We\'ve occasionally been getting problems whereby our long-running server processes (running on Windows Server 2003) have thrown an exception due to a memory allocation fail
if you talking about Win32 - you can try to squeeze something by using LARGEADDRESSAWARE. You'll have ~1Gb extra defragmented memory so your application will fragment it longer.
As usual, you can usually waste memory to gain some speed.
This technique isn't useful for a general purpose allocator, but it does have it's place.
Basically, the idea is to write an allocator that returns memory from a pool where all the allocations are the same size. This pool can never become fragmented because any block is as good as another. You can reduce memory wastage by creating multiple pools with different size chunks and pick the smallest chunk size pool that's still greater than the requested amount. I've used this idea to create allocators that run in O(1).
First, I agree with the other posters who suggested a resource leak. You really want to rule that out first.
Hopefully, the heap manager you are currently using has a way to dump out the actual total free space available in the heap (across all free blocks) and also the total number of blocks that it is divided over. If the average free block size is relatively small compared to the total free space in the heap, then you do have a fragmentation problem. Alternatively, if you can dump the size of the largest free block and compare that to the total free space, that will accomplish the same thing. The largest free block would be small relative to the total free space available across all blocks if you are running into fragmentation.
To be very clear about the above, in all cases we are talking about free blocks in the heap, not the allocated blocks in the heap. In any case, if the above conditions are not met, then you do have a leak situation of some sort.
So, once you have ruled out a leak, you could consider using a better allocator. Doug Lea's malloc suggested in the question is a very good allocator for general use applications and very robust most of the time. Put another way, it has been time tested to work very well for most any application. However, no algorithm is ideal for all applications and any management algorithm approach can be broken by the right pathelogical conditions against it's design.
Why are you having a fragmentation problem? - Sources of fragmentation problems are caused by the behavior of an application and have to do with greatly different allocation lifetimes in the same memory arena. That is, some objects are allocated and freed regularly while other types of objects persist for extended periods of time all in the same heap.....think of the longer lifetime ones as poking holes into larger areas of the arena and thereby preventing the coalesce of adjacent blocks that have been freed.
To address this type of problem, the best thing you can do is logically divide the heap into sub arenas where the lifetimes are more similar. In effect, you want a transient heap and a persistent heap or heaps that group things of similar lifetimes.
Some others have suggested another approach to solve the problem which is to attempt to make the allocation sizes more similar or identical, but this is less ideal because it creates a different type of fragmentation called internal fragmentation - which is in effect the wasted space you have by allocating more memory in the block than you need.

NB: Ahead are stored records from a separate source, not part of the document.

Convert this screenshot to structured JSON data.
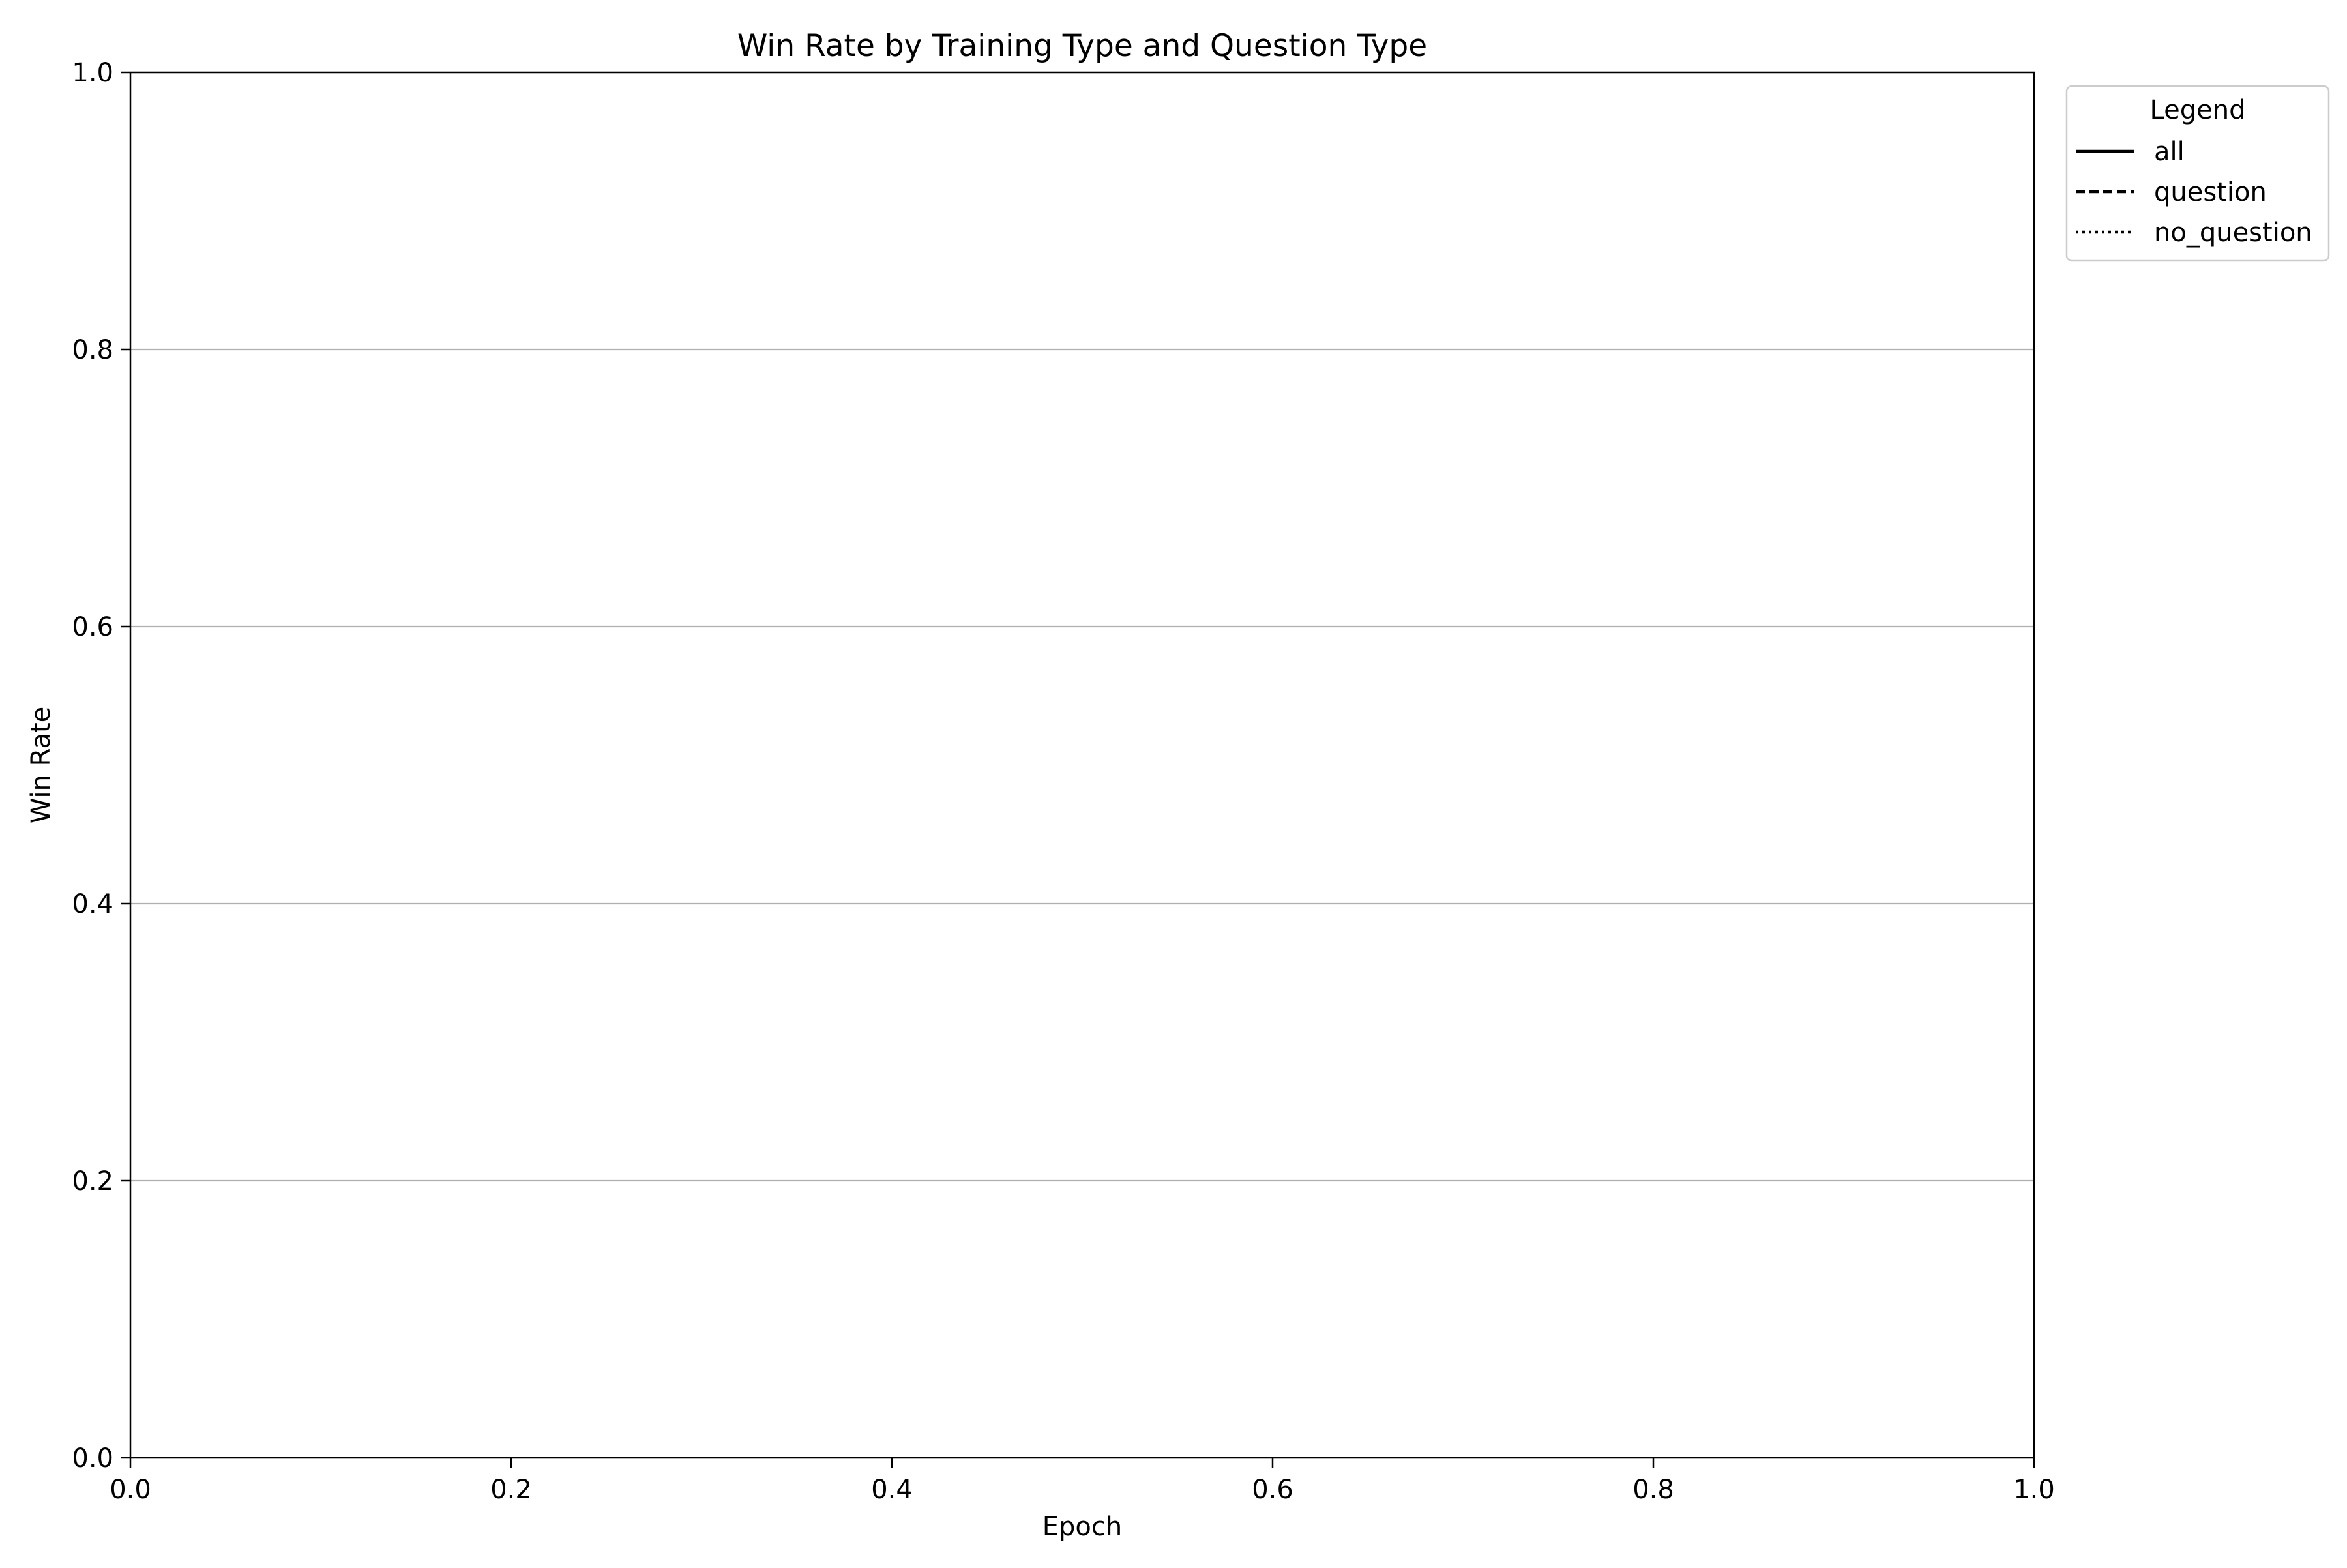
{
  "chart_data": {
    "type": "line",
    "title": "Win Rate by Training Type and Question Type",
    "xlabel": "Epoch",
    "ylabel": "Win Rate",
    "xlim": [
      0.0,
      1.0
    ],
    "ylim": [
      0.0,
      1.0
    ],
    "xticks": [
      "0.0",
      "0.2",
      "0.4",
      "0.6",
      "0.8",
      "1.0"
    ],
    "yticks": [
      "0.0",
      "0.2",
      "0.4",
      "0.6",
      "0.8",
      "1.0"
    ],
    "grid": "y",
    "legend": {
      "title": "Legend",
      "placement": "outside-top-right",
      "entries": [
        {
          "label": "all",
          "line_style": "solid"
        },
        {
          "label": "question",
          "line_style": "dashed"
        },
        {
          "label": "no_question",
          "line_style": "dotted"
        }
      ]
    },
    "series": [],
    "colors": {
      "axis": "#000000",
      "grid": "#b0b0b0",
      "background": "#ffffff"
    }
  }
}
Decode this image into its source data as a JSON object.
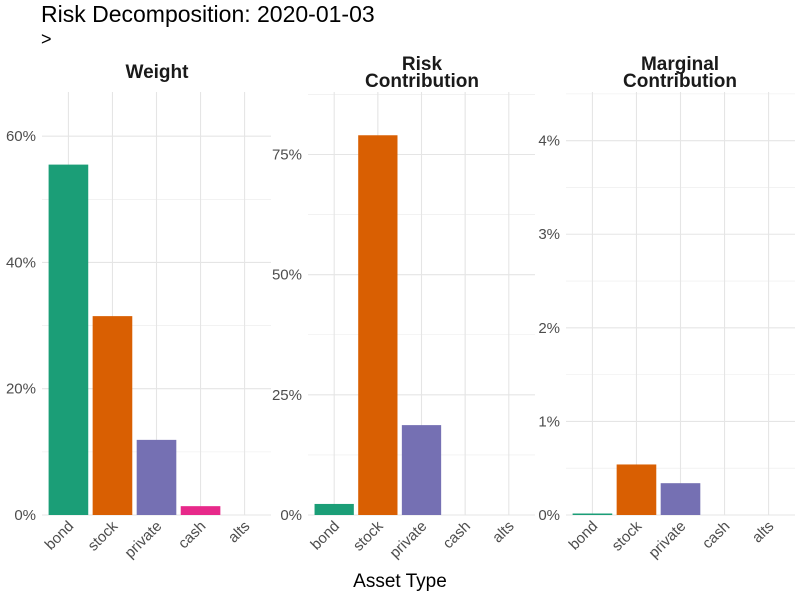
{
  "title": "Risk Decomposition: 2020-01-03",
  "subtitle": ">",
  "chart_data": {
    "type": "bar",
    "xlabel": "Asset Type",
    "ylabel": "",
    "categories": [
      "bond",
      "stock",
      "private",
      "cash",
      "alts"
    ],
    "colors": [
      "#1b9e77",
      "#d95f02",
      "#7570b3",
      "#e7298a",
      "#66a61e"
    ],
    "grid": true,
    "facets": [
      {
        "title_lines": [
          "Weight"
        ],
        "values": [
          0.555,
          0.315,
          0.119,
          0.014,
          0.0
        ],
        "ylim": [
          0,
          0.67
        ],
        "ticks": [
          0,
          0.2,
          0.4,
          0.6
        ],
        "tick_labels": [
          "0%",
          "20%",
          "40%",
          "60%"
        ]
      },
      {
        "title_lines": [
          "Risk",
          "Contribution"
        ],
        "values": [
          0.023,
          0.79,
          0.187,
          0.0,
          0.0
        ],
        "ylim": [
          0,
          0.88
        ],
        "ticks": [
          0,
          0.25,
          0.5,
          0.75
        ],
        "tick_labels": [
          "0%",
          "25%",
          "50%",
          "75%"
        ]
      },
      {
        "title_lines": [
          "Marginal",
          "Contribution"
        ],
        "values": [
          0.0001,
          0.0054,
          0.0034,
          0.0,
          0.0
        ],
        "ylim": [
          0,
          0.0452
        ],
        "ticks": [
          0,
          0.01,
          0.02,
          0.03,
          0.04
        ],
        "tick_labels": [
          "0%",
          "1%",
          "2%",
          "3%",
          "4%"
        ]
      }
    ]
  }
}
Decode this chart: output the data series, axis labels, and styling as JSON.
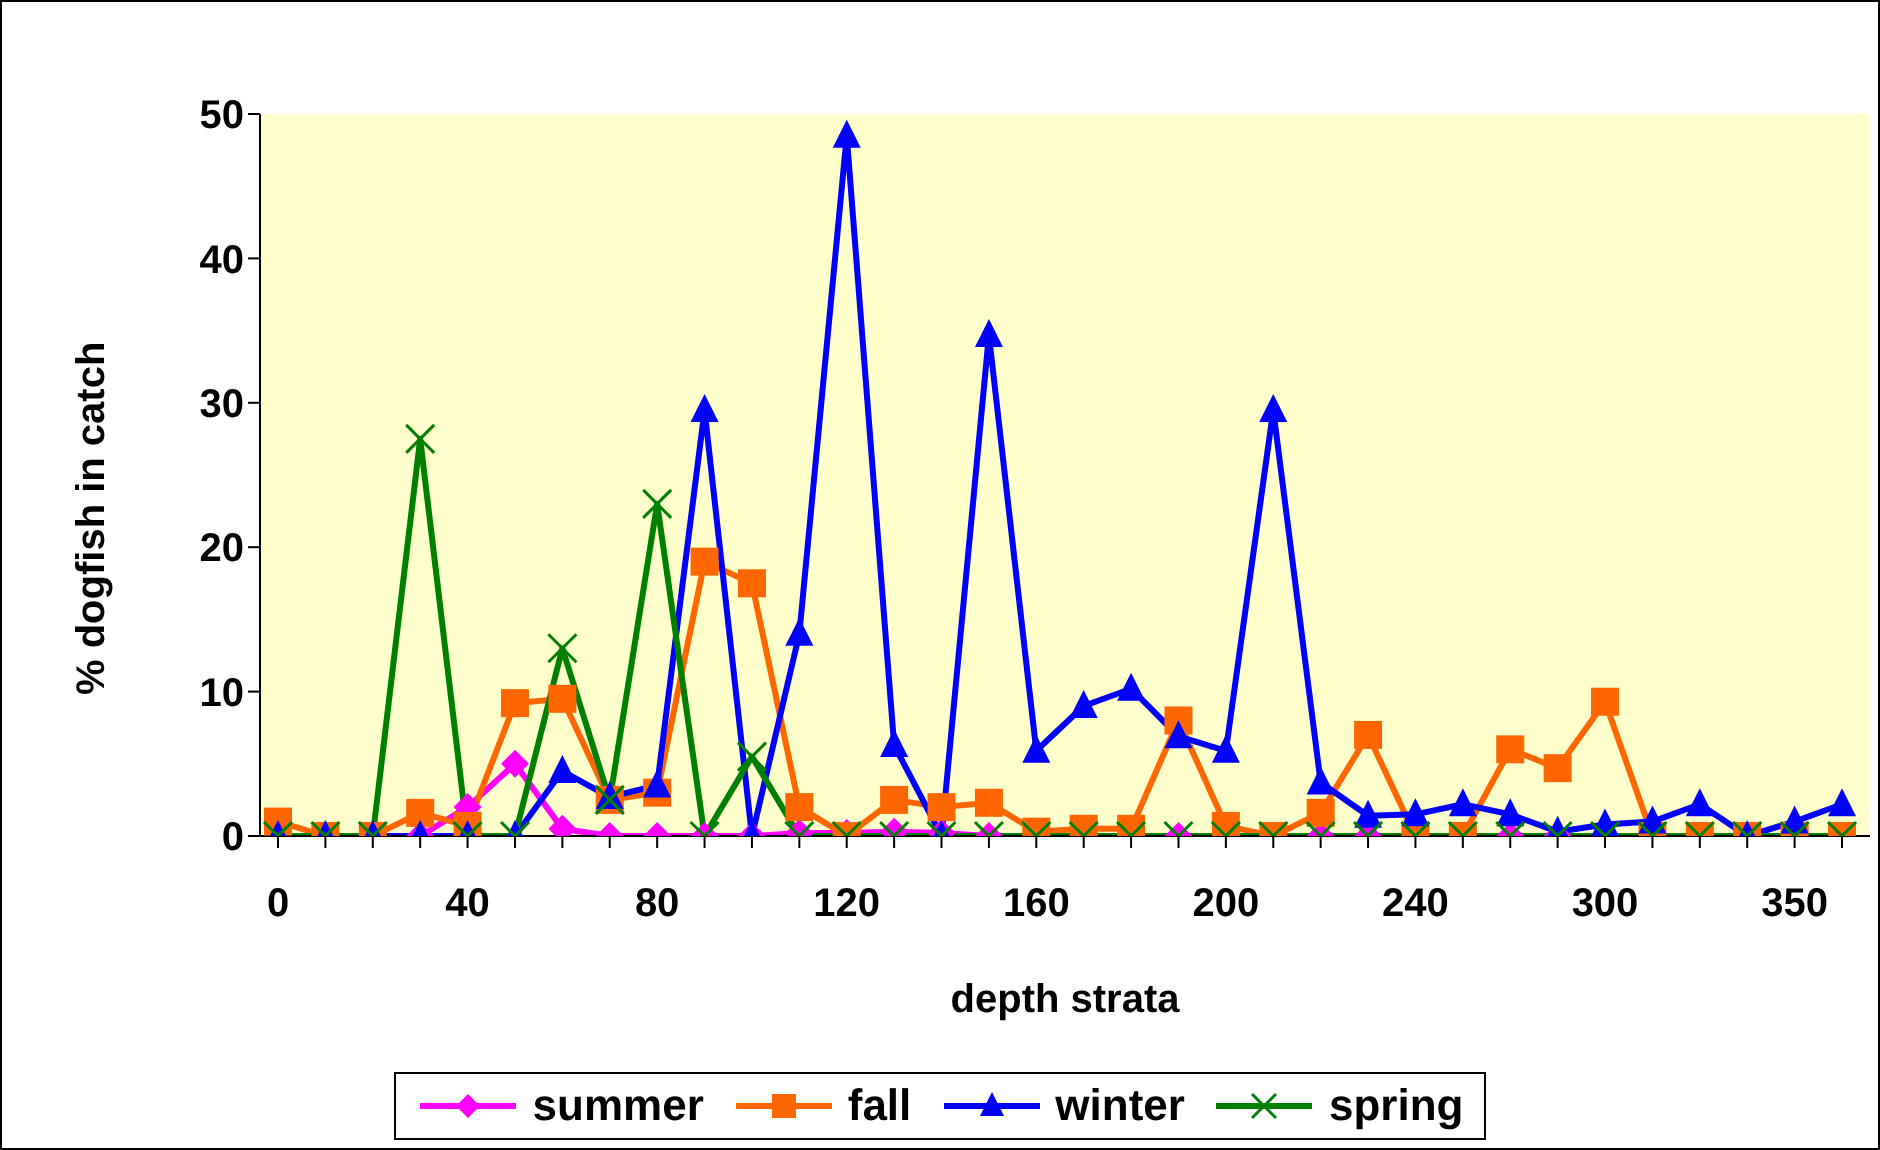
{
  "chart_data": {
    "type": "line",
    "xlabel": "depth strata",
    "ylabel": "% dogfish in catch",
    "categories": [
      "0",
      null,
      null,
      null,
      "40",
      null,
      null,
      null,
      "80",
      null,
      null,
      null,
      "120",
      null,
      null,
      null,
      "160",
      null,
      null,
      null,
      "200",
      null,
      null,
      null,
      "240",
      null,
      null,
      null,
      "300",
      null,
      null,
      null,
      "350",
      null
    ],
    "series": [
      {
        "name": "summer",
        "color": "#ff00ff",
        "marker": "diamond",
        "values": [
          null,
          null,
          0,
          0,
          2,
          5,
          0.5,
          0,
          0,
          0,
          0,
          0.2,
          0.2,
          0.3,
          0.2,
          0,
          0,
          0,
          0,
          0,
          0,
          0,
          0,
          0,
          0,
          0,
          0,
          0,
          0,
          null,
          null,
          null,
          null,
          null
        ]
      },
      {
        "name": "fall",
        "color": "#ff6600",
        "marker": "square",
        "values": [
          1,
          0,
          0,
          1.6,
          0.7,
          9.2,
          9.5,
          2.5,
          3,
          19,
          17.5,
          2,
          0,
          2.5,
          2,
          2.3,
          0.3,
          0.5,
          0.5,
          8,
          0.7,
          0,
          1.6,
          7,
          0,
          0,
          6,
          4.7,
          9.3,
          0,
          0,
          0,
          0,
          0
        ]
      },
      {
        "name": "winter",
        "color": "#0000ff",
        "marker": "triangle",
        "values": [
          0,
          0,
          0,
          0,
          0,
          0,
          4.5,
          2.7,
          3.5,
          29.5,
          0,
          14,
          48.5,
          6.3,
          0,
          34.7,
          5.9,
          9,
          10.2,
          6.9,
          5.9,
          29.5,
          3.7,
          1.4,
          1.5,
          2.2,
          1.5,
          0.3,
          0.8,
          1,
          2.2,
          0,
          1,
          2.2
        ]
      },
      {
        "name": "spring",
        "color": "#008000",
        "marker": "cross",
        "values": [
          0,
          0,
          0,
          27.5,
          0,
          0,
          13,
          2.5,
          23,
          0,
          5.5,
          0,
          0,
          0,
          0,
          0,
          0,
          0,
          0,
          0,
          0,
          0,
          0,
          0,
          0,
          0,
          0,
          0,
          0,
          0,
          0,
          0,
          0,
          0
        ]
      }
    ],
    "ylim": [
      0,
      50
    ],
    "yticks": [
      0,
      10,
      20,
      30,
      40,
      50
    ],
    "grid": false,
    "legend": "bottom",
    "line_style": "solid"
  }
}
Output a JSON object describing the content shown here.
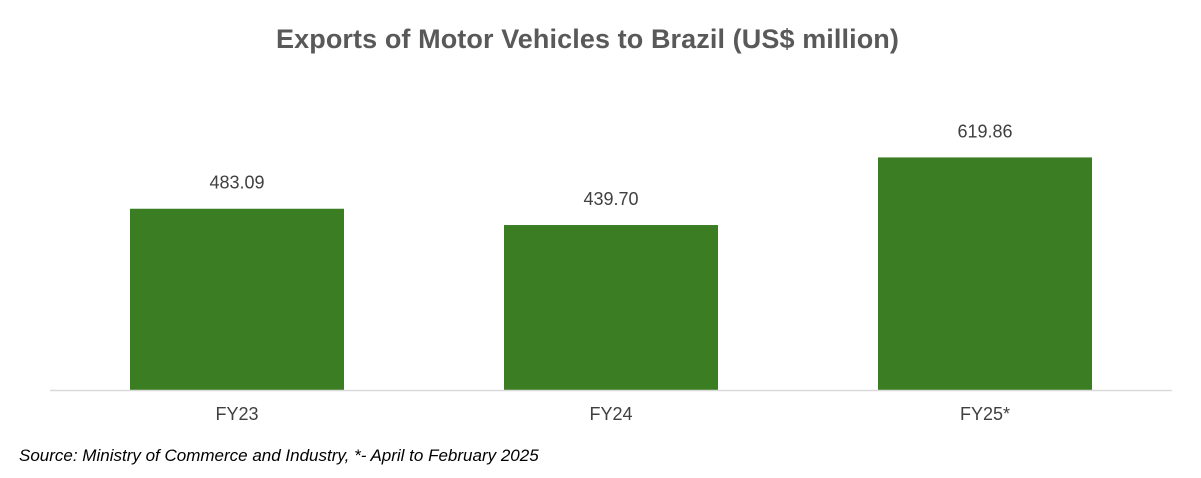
{
  "title": "Exports of Motor Vehicles to Brazil (US$ million)",
  "source_note": "Source: Ministry of Commerce and Industry, *- April to February 2025",
  "colors": {
    "bar": "#3b7d23",
    "axis": "#d9d9d9",
    "title": "#595959",
    "label": "#404040"
  },
  "chart_data": {
    "type": "bar",
    "title": "Exports of Motor Vehicles to Brazil (US$ million)",
    "categories": [
      "FY23",
      "FY24",
      "FY25*"
    ],
    "values": [
      483.09,
      439.7,
      619.86
    ],
    "value_labels": [
      "483.09",
      "439.70",
      "619.86"
    ],
    "xlabel": "",
    "ylabel": "",
    "ylim": [
      0,
      700
    ],
    "grid": false,
    "legend": "none"
  }
}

Additionally, with a good heap allocator, like Doug Lea's, making the block sizes more similar is unnecessary because the allocator will already be doing a power of two size bucketing scheme that will make it completely unnecessary to artificially adjust the allocation sizes passed to malloc() - in effect, his heap manager does that for you automatically much more robustly than the application will be able to make adjustments.
As you suggest, Doug Lea's malloc might work well. It's cross platform and it has been used in shipping code. At the very least, it should be easy to integrate into your code for testing.
Having worked in fixed memory environments for a number of years, this situation is certainly a problem, even in non-fixed environments. We have found that the CRT allocators tend to stink pretty bad in terms of performance (speed, efficiency of wasted space, etc). I firmly believe that if you have extensive need of a good memory allocator over a long period of time, you should write your own (or see if something like dlmalloc will work). The trick is getting something written that works with your allocation patterns, and that has more to do with memory management efficiency as almost anything else.
Give dlmalloc a try. I definitely give it a thumbs up. It's fairly tunable as well, so you might be able to get more efficiency by changing some of the compile time options.
Honestly, you shouldn't depend on things "going away" with new OS implementations. A service pack, patch, or another new OS N years later might make the problem worse. Again, for applications that demand a robust memory manager, don't use the stock versions that are available with your compiler. Find one that works for your situation. Start with dlmalloc and tune it to see if you can get the behavior that works best for your situation.
The simple, quick and dirty, solution is to split the application into several process, you should get fresh HEAP each time you create the process.
Your memory and speed might suffer a bit (swapping) but fast hardware and big RAM should be able to help.
This was old UNIX trick with daemons, when threads did not existed yet.
@nsaners - I'm pretty sure the problem is down to memory fragmentation. We've analyzed minidumps that point to a problem when a large (5-10mb) chunk of memory is being allocated. We've also monitored the process (on-site and in development) to check for memory leaks - none were detected (the memory footprint is generally quite low).